Your Voice: The pros and cons of hands-on experience
Jobs require it, but how does one gain the necessary experience?
Knowledge or skills gained from doing something – rather than simply reading about it, or seeing it being done – is known as hands-on experience.
Hands-on experience isn’t gained from studying or reading. It’s about practical experience – the difference between watching a cookery show or reading a recipe, for example, and actually making the meal yourself.
Hands-on experience is well respected and often valued more higher than understanding something in a more general way. Many job advertisements state that applicants need hands-on experience before they’ll be considered for the position. But gaining hands-on experience can be challenging – particularly in new areas.
How do you have the practical experience to do something if you’ve never done it before?
Sometimes, it may be necessary to put in time and effort without material reward.
Perhaps find a mentor and ask to do some “work shadowing.” This may provide the opportunity to gain hands-on experience in a safe environment, guided by an expert.

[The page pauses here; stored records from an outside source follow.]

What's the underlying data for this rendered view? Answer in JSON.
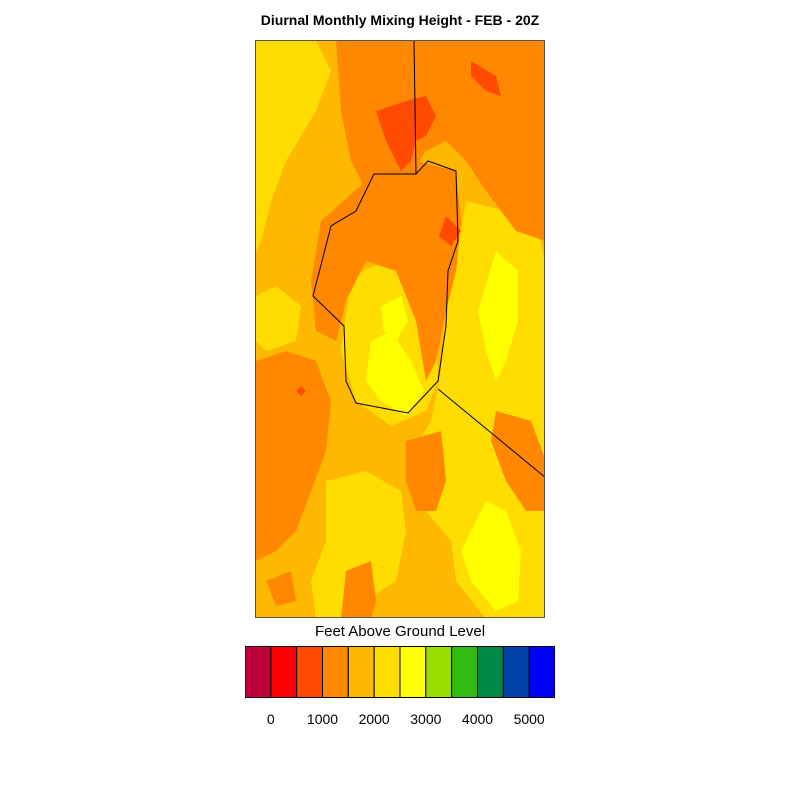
{
  "title": "Diurnal Monthly Mixing Height - FEB - 20Z",
  "legend": {
    "title": "Feet Above Ground Level",
    "colors": [
      "#c0003c",
      "#ff0000",
      "#ff4a00",
      "#ff8800",
      "#ffb800",
      "#ffdd00",
      "#ffff00",
      "#99dd00",
      "#33bb11",
      "#008844",
      "#0044aa",
      "#0000ff"
    ],
    "ticks": [
      "0",
      "1000",
      "2000",
      "3000",
      "4000",
      "5000"
    ]
  },
  "map_colors": {
    "level2": "#ff4a00",
    "level3": "#ff8800",
    "level4": "#ffb800",
    "level5": "#ffdd00",
    "level6": "#ffff00",
    "boundary": "#000000"
  }
}
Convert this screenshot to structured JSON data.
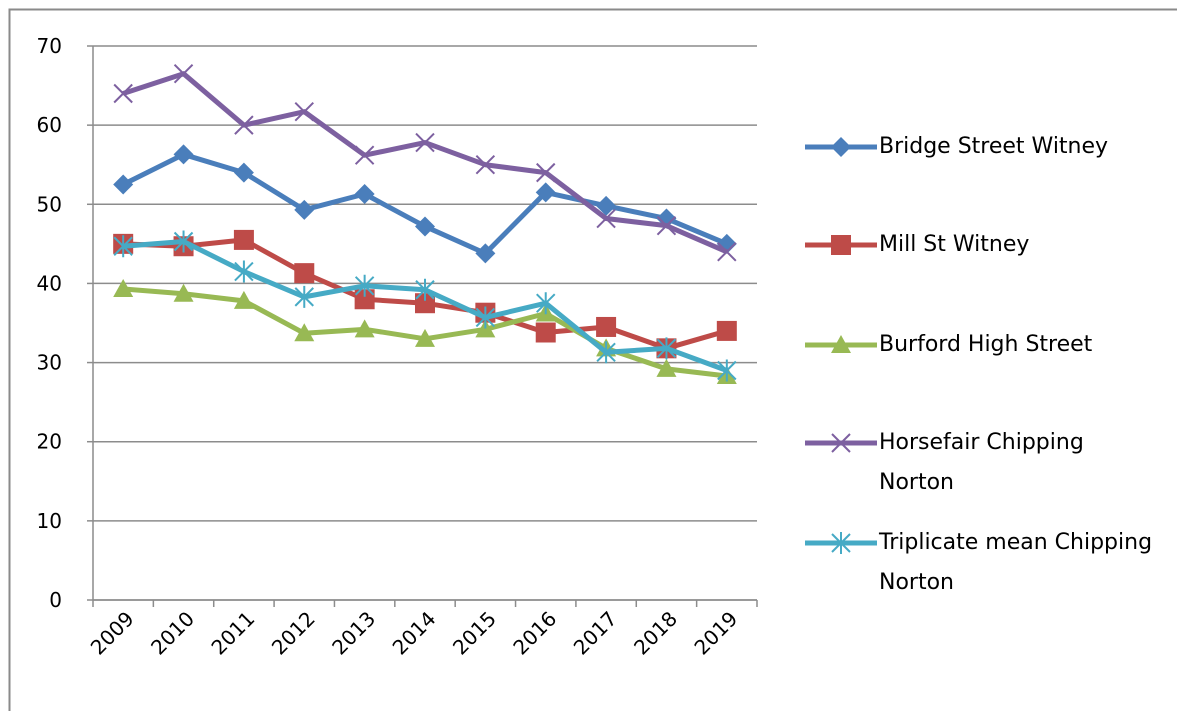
{
  "chart_data": {
    "type": "line",
    "categories": [
      "2009",
      "2010",
      "2011",
      "2012",
      "2013",
      "2014",
      "2015",
      "2016",
      "2017",
      "2018",
      "2019"
    ],
    "ylim": [
      0,
      70
    ],
    "yticks": [
      0,
      10,
      20,
      30,
      40,
      50,
      60,
      70
    ],
    "grid": true,
    "series": [
      {
        "name": "Bridge Street Witney",
        "color": "#4a7ebb",
        "marker": "diamond",
        "values": [
          52.5,
          56.3,
          54,
          49.3,
          51.3,
          47.2,
          43.8,
          51.5,
          49.8,
          48.2,
          45
        ]
      },
      {
        "name": "Mill St Witney",
        "color": "#be4b48",
        "marker": "square",
        "values": [
          45,
          44.7,
          45.5,
          41.3,
          38,
          37.5,
          36.3,
          33.8,
          34.5,
          31.8,
          34
        ]
      },
      {
        "name": "Burford High Street",
        "color": "#98b954",
        "marker": "triangle",
        "values": [
          39.3,
          38.7,
          37.8,
          33.7,
          34.2,
          33,
          34.2,
          36.2,
          31.8,
          29.2,
          28.3
        ]
      },
      {
        "name": "Horsefair Chipping Norton",
        "color": "#7d60a0",
        "marker": "x",
        "values": [
          64,
          66.5,
          60,
          61.7,
          56.2,
          57.8,
          55,
          54,
          48.2,
          47.3,
          44
        ]
      },
      {
        "name": "Triplicate mean Chipping Norton",
        "color": "#46aac5",
        "marker": "star",
        "values": [
          44.7,
          45.3,
          41.5,
          38.3,
          39.7,
          39.2,
          35.7,
          37.5,
          31.3,
          31.8,
          29
        ]
      }
    ]
  }
}
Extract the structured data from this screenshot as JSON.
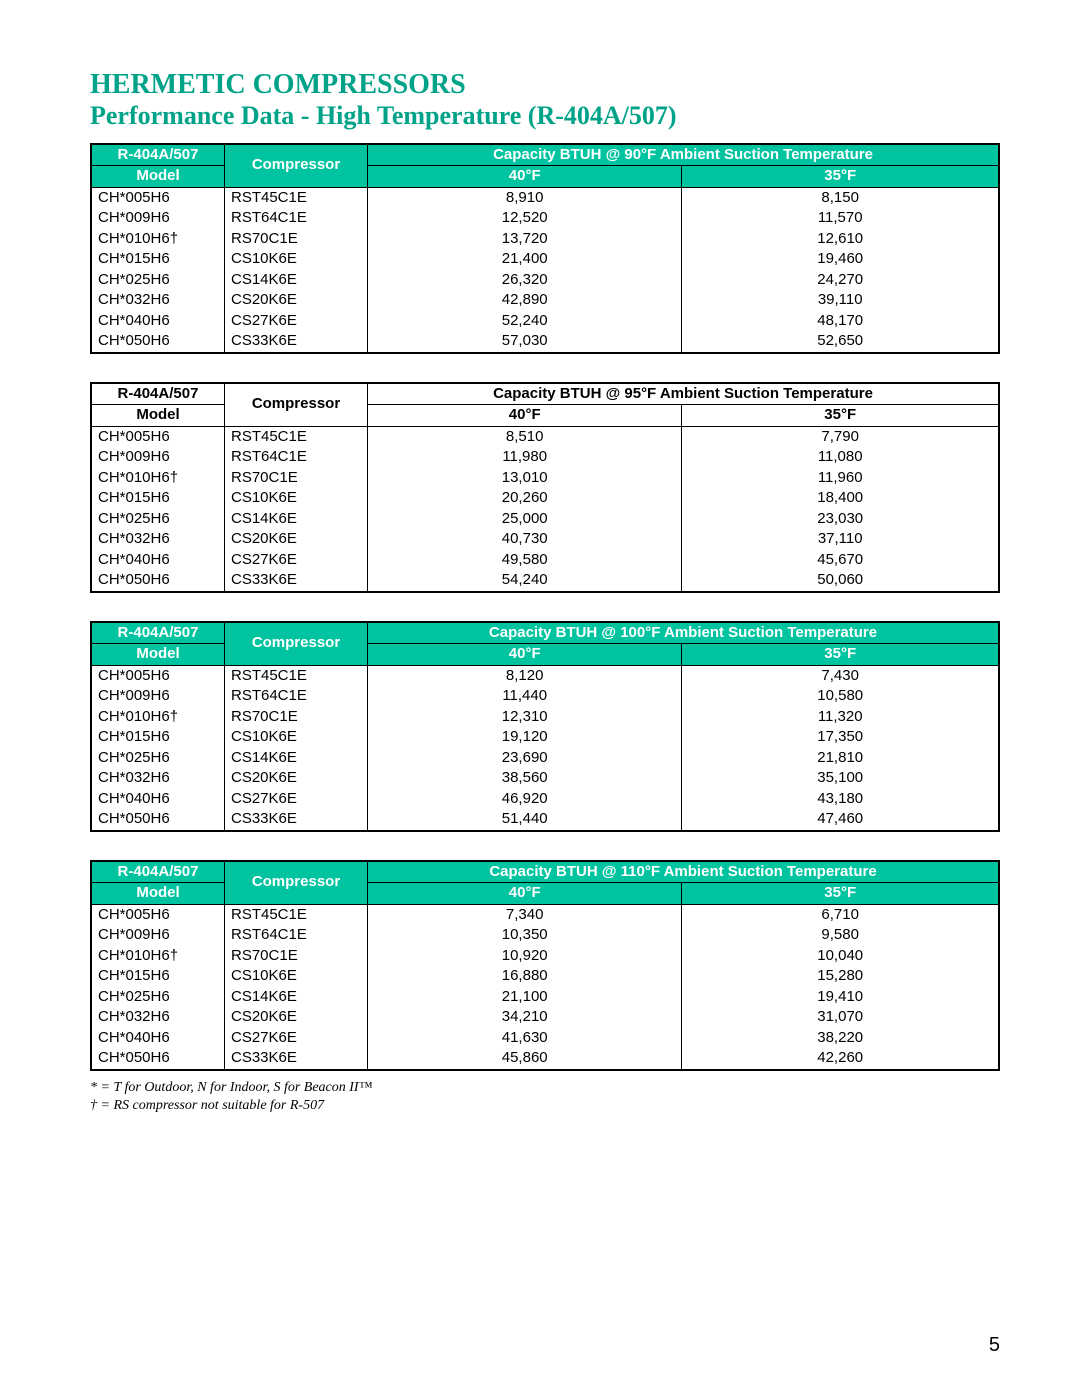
{
  "title": "HERMETIC COMPRESSORS",
  "subtitle": "Performance Data - High Temperature (R-404A/507)",
  "colors": {
    "accent": "#00a388",
    "header_bg": "#00c4a0",
    "header_text": "#ffffff",
    "border": "#000000",
    "background": "#ffffff"
  },
  "columns": {
    "model_header_top": "R-404A/507",
    "model_header_bottom": "Model",
    "compressor_header": "Compressor",
    "temp_col_1": "40°F",
    "temp_col_2": "35°F"
  },
  "tables": [
    {
      "capacity_header": "Capacity BTUH @ 90°F Ambient Suction Temperature",
      "header_style": "green",
      "rows": [
        {
          "model": "CH*005H6",
          "comp": "RST45C1E",
          "v1": "8,910",
          "v2": "8,150"
        },
        {
          "model": "CH*009H6",
          "comp": "RST64C1E",
          "v1": "12,520",
          "v2": "11,570"
        },
        {
          "model": "CH*010H6†",
          "comp": "RS70C1E",
          "v1": "13,720",
          "v2": "12,610"
        },
        {
          "model": "CH*015H6",
          "comp": "CS10K6E",
          "v1": "21,400",
          "v2": "19,460"
        },
        {
          "model": "CH*025H6",
          "comp": "CS14K6E",
          "v1": "26,320",
          "v2": "24,270"
        },
        {
          "model": "CH*032H6",
          "comp": "CS20K6E",
          "v1": "42,890",
          "v2": "39,110"
        },
        {
          "model": "CH*040H6",
          "comp": "CS27K6E",
          "v1": "52,240",
          "v2": "48,170"
        },
        {
          "model": "CH*050H6",
          "comp": "CS33K6E",
          "v1": "57,030",
          "v2": "52,650"
        }
      ]
    },
    {
      "capacity_header": "Capacity BTUH @ 95°F Ambient Suction Temperature",
      "header_style": "white",
      "rows": [
        {
          "model": "CH*005H6",
          "comp": "RST45C1E",
          "v1": "8,510",
          "v2": "7,790"
        },
        {
          "model": "CH*009H6",
          "comp": "RST64C1E",
          "v1": "11,980",
          "v2": "11,080"
        },
        {
          "model": "CH*010H6†",
          "comp": "RS70C1E",
          "v1": "13,010",
          "v2": "11,960"
        },
        {
          "model": "CH*015H6",
          "comp": "CS10K6E",
          "v1": "20,260",
          "v2": "18,400"
        },
        {
          "model": "CH*025H6",
          "comp": "CS14K6E",
          "v1": "25,000",
          "v2": "23,030"
        },
        {
          "model": "CH*032H6",
          "comp": "CS20K6E",
          "v1": "40,730",
          "v2": "37,110"
        },
        {
          "model": "CH*040H6",
          "comp": "CS27K6E",
          "v1": "49,580",
          "v2": "45,670"
        },
        {
          "model": "CH*050H6",
          "comp": "CS33K6E",
          "v1": "54,240",
          "v2": "50,060"
        }
      ]
    },
    {
      "capacity_header": "Capacity BTUH @ 100°F Ambient Suction Temperature",
      "header_style": "green",
      "rows": [
        {
          "model": "CH*005H6",
          "comp": "RST45C1E",
          "v1": "8,120",
          "v2": "7,430"
        },
        {
          "model": "CH*009H6",
          "comp": "RST64C1E",
          "v1": "11,440",
          "v2": "10,580"
        },
        {
          "model": "CH*010H6†",
          "comp": "RS70C1E",
          "v1": "12,310",
          "v2": "11,320"
        },
        {
          "model": "CH*015H6",
          "comp": "CS10K6E",
          "v1": "19,120",
          "v2": "17,350"
        },
        {
          "model": "CH*025H6",
          "comp": "CS14K6E",
          "v1": "23,690",
          "v2": "21,810"
        },
        {
          "model": "CH*032H6",
          "comp": "CS20K6E",
          "v1": "38,560",
          "v2": "35,100"
        },
        {
          "model": "CH*040H6",
          "comp": "CS27K6E",
          "v1": "46,920",
          "v2": "43,180"
        },
        {
          "model": "CH*050H6",
          "comp": "CS33K6E",
          "v1": "51,440",
          "v2": "47,460"
        }
      ]
    },
    {
      "capacity_header": "Capacity BTUH @ 110°F Ambient Suction Temperature",
      "header_style": "green",
      "rows": [
        {
          "model": "CH*005H6",
          "comp": "RST45C1E",
          "v1": "7,340",
          "v2": "6,710"
        },
        {
          "model": "CH*009H6",
          "comp": "RST64C1E",
          "v1": "10,350",
          "v2": "9,580"
        },
        {
          "model": "CH*010H6†",
          "comp": "RS70C1E",
          "v1": "10,920",
          "v2": "10,040"
        },
        {
          "model": "CH*015H6",
          "comp": "CS10K6E",
          "v1": "16,880",
          "v2": "15,280"
        },
        {
          "model": "CH*025H6",
          "comp": "CS14K6E",
          "v1": "21,100",
          "v2": "19,410"
        },
        {
          "model": "CH*032H6",
          "comp": "CS20K6E",
          "v1": "34,210",
          "v2": "31,070"
        },
        {
          "model": "CH*040H6",
          "comp": "CS27K6E",
          "v1": "41,630",
          "v2": "38,220"
        },
        {
          "model": "CH*050H6",
          "comp": "CS33K6E",
          "v1": "45,860",
          "v2": "42,260"
        }
      ]
    }
  ],
  "footnotes": [
    "* = T for Outdoor, N for Indoor, S for Beacon II™",
    "† = RS compressor not suitable for R-507"
  ],
  "page_number": "5"
}
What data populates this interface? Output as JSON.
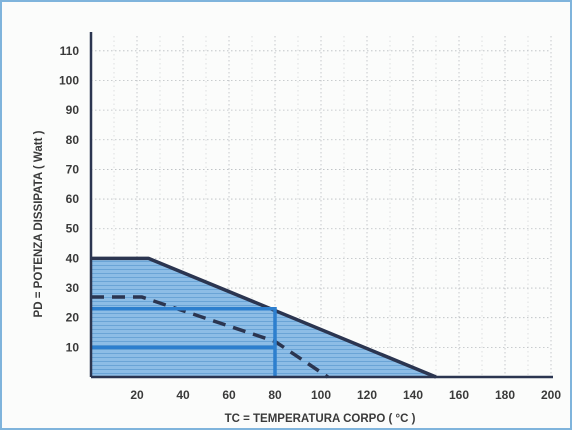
{
  "chart_data": {
    "type": "area",
    "xlabel": "TC = TEMPERATURA CORPO ( °C )",
    "ylabel": "PD = POTENZA DISSIPATA  ( Watt )",
    "xlim": [
      0,
      200
    ],
    "ylim": [
      0,
      115
    ],
    "x_ticks": [
      20,
      40,
      60,
      80,
      100,
      120,
      140,
      160,
      180,
      200
    ],
    "y_ticks": [
      10,
      20,
      30,
      40,
      50,
      60,
      70,
      80,
      90,
      100,
      110
    ],
    "grid": true,
    "series": [
      {
        "style": "solid",
        "color": "#2b3550",
        "fill": "#7fb6e4",
        "points": [
          [
            0,
            40
          ],
          [
            25,
            40
          ],
          [
            150,
            0
          ]
        ]
      },
      {
        "style": "dashed",
        "color": "#2b3550",
        "points": [
          [
            0,
            27
          ],
          [
            22,
            27
          ],
          [
            80,
            12
          ],
          [
            103,
            0
          ]
        ]
      }
    ],
    "guides": [
      {
        "color": "#2d7fce",
        "points": [
          [
            0,
            23
          ],
          [
            80,
            23
          ],
          [
            80,
            0
          ]
        ]
      },
      {
        "color": "#2d7fce",
        "points": [
          [
            0,
            10
          ],
          [
            80,
            10
          ]
        ]
      }
    ]
  }
}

And gone are the days when training courses and programs are purely theoretical. Many now provide an opportunity to gain hands-on experience in new and exciting fields.
If a career move requires practical hands-on experience that you don’t already posses, consider giving yourself some time to move out of your comfort zone and add new practical skills to your repertoire. With this mindset, far fewer jobs are out of reach.
Your Voice reflects the thoughts and opinions of the writer, and not necessarily those of the publication.